ACC Bowl Lineup Shake Up: Chick-fil-A, Gator, Capital One, Pinstripe

College football fans are the most passionate sports fans in the nation. They’re engrossed in the emerging details of the new College Football Playoff, which is still nearly two years away. As its ramifications to the bowl system unfold, changes for ACC become clear, some good and some bad. Let’s start with the latter.

The Bad

Although ESPN acted as if ACC fans should be flattered that the Chick-fil-A Bowl was chosen as one of the six rotating bowl games in the College Football Playoff, we’ve lost our best bowl game. From ESPN:

There’s more good news for the ACC. 

The BCS conference commissioners on Wednesday selected the Chick-fil-A Bowl, a longtime member of the ACC’s bowl lineup, as one of an elite group of six bowl games to host the new College Football Playoff.

A different ESPN article puts it more appropriately:

The conference needs to find a replacement for the Chick-fil-A Bowl, which will join the Cotton, Fiesta, Orange, Rose and Sugar Bowls as the hosts for the new playoff structure that will begin following the 2014 college football season.

So just like that, the ACC loses their marquee non-BCS bowl. Some of my early memories as a Clemson fan are from the 2003 Peach Bowl against Tennessee and the first bowl game I ever attended was the 2007 Chick-fil-A Bowl against Auburn. I loathe losing our affiliation with such a rich historic bowl.

The ACC also adds three schools to the bowl lineup (Notre Dame, Syracuse, and Pittsburgh were all in bowl games in 2012) and upgrades from Maryland to Louisville so improving the bowl lineup is critical.

The Good

Should an ACC team make the College Football Playoff in a year when the “Chick-fil-A Peach Bowl,” as it will again be called, is a host, they would most likely end up in Atlanta–a consolation to losing the bowl tie-in.
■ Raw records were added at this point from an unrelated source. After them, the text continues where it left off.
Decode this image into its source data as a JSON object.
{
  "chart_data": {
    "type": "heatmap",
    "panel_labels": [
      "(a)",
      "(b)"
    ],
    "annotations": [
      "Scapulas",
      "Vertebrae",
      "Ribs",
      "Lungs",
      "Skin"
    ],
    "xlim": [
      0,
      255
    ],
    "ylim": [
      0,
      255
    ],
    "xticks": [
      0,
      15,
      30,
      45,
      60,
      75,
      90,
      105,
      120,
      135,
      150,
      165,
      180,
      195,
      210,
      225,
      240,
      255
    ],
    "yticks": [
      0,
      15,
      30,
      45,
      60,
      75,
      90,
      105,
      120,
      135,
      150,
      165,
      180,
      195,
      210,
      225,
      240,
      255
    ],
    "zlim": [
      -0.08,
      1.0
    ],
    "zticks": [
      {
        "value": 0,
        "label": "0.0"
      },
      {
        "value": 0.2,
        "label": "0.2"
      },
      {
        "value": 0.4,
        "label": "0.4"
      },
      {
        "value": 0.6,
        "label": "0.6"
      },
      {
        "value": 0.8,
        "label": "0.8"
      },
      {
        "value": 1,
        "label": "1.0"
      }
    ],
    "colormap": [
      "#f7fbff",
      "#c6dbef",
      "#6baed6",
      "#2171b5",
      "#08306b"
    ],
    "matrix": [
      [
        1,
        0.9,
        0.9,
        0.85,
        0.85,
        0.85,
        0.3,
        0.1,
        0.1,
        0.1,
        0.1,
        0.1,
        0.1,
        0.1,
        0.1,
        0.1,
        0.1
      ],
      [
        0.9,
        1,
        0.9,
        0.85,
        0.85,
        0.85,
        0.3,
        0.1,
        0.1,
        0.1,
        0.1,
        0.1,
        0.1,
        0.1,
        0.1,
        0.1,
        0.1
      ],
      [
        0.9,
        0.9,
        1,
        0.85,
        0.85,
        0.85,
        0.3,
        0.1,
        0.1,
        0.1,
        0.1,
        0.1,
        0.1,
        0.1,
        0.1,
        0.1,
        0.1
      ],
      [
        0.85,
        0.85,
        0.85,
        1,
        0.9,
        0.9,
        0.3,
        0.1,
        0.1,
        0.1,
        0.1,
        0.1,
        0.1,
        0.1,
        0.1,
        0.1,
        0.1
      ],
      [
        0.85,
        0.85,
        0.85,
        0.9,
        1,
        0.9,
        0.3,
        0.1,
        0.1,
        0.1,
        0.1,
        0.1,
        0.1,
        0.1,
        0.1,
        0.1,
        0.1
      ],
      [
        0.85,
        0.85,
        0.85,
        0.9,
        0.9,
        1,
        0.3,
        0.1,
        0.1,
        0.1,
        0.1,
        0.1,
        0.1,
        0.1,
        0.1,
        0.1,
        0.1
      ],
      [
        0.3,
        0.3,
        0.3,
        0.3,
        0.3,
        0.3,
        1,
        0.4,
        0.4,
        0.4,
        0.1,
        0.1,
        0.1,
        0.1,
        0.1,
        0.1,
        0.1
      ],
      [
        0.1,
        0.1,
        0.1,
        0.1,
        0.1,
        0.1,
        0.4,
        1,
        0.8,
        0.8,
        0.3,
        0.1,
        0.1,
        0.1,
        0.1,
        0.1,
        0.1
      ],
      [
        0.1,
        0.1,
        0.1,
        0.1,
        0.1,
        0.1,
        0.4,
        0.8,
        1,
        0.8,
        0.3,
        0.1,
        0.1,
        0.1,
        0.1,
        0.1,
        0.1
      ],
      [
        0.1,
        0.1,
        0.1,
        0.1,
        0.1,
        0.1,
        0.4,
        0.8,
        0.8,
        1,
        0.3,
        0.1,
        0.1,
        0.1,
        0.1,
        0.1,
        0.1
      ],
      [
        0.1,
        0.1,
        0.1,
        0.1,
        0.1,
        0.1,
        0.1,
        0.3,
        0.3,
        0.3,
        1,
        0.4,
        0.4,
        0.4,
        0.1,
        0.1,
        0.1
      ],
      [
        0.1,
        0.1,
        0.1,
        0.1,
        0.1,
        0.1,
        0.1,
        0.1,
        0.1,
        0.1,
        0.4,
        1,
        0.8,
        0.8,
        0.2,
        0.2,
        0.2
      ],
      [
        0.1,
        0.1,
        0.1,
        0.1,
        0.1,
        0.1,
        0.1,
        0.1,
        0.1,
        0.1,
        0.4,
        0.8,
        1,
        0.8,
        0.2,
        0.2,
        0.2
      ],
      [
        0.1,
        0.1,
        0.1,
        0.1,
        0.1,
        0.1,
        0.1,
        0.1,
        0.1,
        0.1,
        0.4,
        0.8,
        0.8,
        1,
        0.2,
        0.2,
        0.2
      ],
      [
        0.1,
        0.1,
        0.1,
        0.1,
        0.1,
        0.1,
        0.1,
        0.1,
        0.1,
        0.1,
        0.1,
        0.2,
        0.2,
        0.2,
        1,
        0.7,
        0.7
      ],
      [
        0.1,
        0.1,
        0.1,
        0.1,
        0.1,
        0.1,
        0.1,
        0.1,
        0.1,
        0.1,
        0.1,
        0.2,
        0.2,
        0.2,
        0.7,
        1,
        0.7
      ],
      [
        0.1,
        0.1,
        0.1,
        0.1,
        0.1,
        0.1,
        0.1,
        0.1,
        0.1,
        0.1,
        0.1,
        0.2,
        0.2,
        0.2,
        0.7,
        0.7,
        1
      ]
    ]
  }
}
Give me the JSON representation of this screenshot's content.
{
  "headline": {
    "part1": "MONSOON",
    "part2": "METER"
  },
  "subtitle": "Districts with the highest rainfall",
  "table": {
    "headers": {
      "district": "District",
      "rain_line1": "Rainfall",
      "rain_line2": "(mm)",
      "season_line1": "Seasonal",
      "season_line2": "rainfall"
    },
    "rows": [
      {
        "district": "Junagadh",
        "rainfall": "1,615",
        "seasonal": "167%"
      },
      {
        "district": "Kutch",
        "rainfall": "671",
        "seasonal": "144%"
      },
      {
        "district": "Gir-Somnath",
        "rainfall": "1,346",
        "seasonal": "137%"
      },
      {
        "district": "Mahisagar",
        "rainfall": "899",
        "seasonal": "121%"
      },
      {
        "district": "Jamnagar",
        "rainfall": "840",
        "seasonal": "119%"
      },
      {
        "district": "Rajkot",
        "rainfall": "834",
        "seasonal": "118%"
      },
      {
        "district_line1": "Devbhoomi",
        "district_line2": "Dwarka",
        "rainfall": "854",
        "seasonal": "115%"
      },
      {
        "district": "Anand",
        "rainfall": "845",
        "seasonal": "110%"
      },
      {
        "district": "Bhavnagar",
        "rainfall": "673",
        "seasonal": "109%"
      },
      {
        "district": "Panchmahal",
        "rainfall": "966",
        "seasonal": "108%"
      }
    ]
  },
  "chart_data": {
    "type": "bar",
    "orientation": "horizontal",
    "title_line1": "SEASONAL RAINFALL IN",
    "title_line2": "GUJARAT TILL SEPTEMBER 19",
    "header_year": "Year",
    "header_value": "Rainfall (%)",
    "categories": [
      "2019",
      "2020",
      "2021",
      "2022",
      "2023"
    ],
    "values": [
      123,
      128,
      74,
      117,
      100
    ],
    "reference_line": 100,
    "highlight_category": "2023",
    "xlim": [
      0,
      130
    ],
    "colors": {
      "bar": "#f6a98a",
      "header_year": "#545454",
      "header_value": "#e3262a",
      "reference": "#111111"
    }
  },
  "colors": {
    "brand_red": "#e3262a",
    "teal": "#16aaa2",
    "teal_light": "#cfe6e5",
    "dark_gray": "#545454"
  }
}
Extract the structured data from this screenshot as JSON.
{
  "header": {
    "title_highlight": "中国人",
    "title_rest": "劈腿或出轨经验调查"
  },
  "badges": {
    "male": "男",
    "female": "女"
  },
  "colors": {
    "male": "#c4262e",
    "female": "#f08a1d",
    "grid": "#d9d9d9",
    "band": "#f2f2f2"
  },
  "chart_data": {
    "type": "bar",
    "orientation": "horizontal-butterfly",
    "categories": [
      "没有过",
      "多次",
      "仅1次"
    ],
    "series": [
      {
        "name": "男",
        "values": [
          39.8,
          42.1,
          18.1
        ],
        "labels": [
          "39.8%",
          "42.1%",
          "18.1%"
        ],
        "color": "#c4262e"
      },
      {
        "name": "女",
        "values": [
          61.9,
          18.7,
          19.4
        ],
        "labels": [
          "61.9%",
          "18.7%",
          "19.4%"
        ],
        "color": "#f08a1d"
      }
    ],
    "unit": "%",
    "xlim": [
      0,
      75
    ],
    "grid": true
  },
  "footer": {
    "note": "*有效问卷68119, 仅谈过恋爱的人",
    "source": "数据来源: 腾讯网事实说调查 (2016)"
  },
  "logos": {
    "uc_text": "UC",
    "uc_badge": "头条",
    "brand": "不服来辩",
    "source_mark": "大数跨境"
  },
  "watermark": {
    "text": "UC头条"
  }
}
For most ACC fans, this would make for a much easier trip than New Orleans, Glendale, Los Angeles, Dallas, or Miami, the other rotating playoff sites. It seems plausible that SEC and ACC teams will generally be given preference by the selection committee in other years as well.

With 15 teams sharing the bowl lineup, the ACC is looking to get to nine or even 10 bowl tie-ins. As I wrote back in December (of 2012), the New Era Pinstripe Bowl played in Yankee Stadium would be an appropriate fit. It now appears that the bowl will be added to the lineup. It would feature an ACC v. Big 10 matchup, something the bowl season currently lacks.  

More importantly, it looks like the ACC will get the Gator Bowl back. A tip of the cap to Notre Dame for that addition. As I wrote back in December:

Part of the reason they [the Gator Bowl] abandoned their affiliation with the Big East was due to restrictions on how often they could select Notre Dame. Such restrictions don’t apply in the ACC’s agreement and matchups like Northwestern v. Mississippi State aren’t impressing anyone.

In years that the Big 10 sends a team to the Orange Bowl, which figures to be at least half the time, the ACC will take their spot in the Capital One Bowl, the highest paying non-BCS bowl in the current system. Agreements with the Gator, Capital One, and Pinstripe bowls are not yet finalized.

Additionally, it looks like the ACC will hang on to the Russell Athletic (Formerly Champ Sports), Music City, and Belk bowls, with the Belk working on upgrading the ACC’s opponent to an SEC foe. Assuming an Atlantic Coast Conference team isn’t in the four-team-playoff and the Big 10 sends a member to the Orange Bowl the ACC bowl lineup would look something like this, give or take:

Orange: ACC Champion (vs. Big 10 or Notre Dame)
Capital One: ACC #2 (If Orange Bowl Invites Big 10 member)
Russell Athletic: ACC #3
Gator: ACC #4*
Sun Bowl: ACC #4* (or ACC Championship Game runner-up)
Belk: ACC #4*
Music City: ACC #4*
Pinstripe: ACC ##4* (indicated they will favor local schools)
Independence: ACC #9
Military: ACC #10

Update: Recent articles are indicating that the Gator, Sun, Belk, Music City, and Pinstripe would share a selection slot, I would imagine on a rotating basis.

That’s not too shabby. They’ve wisely structured it so either Notre Dame plays in the Orange Bowl and the Capital One is taken by the Big 10 or Notre Dame shares in the ACC Bowl line-up and the Capital One goes to an ACC member while the Orange Bowl pits a Big 10 team against the ACC Champion (the second ACC vs. Big 10 matchup of the bowl season).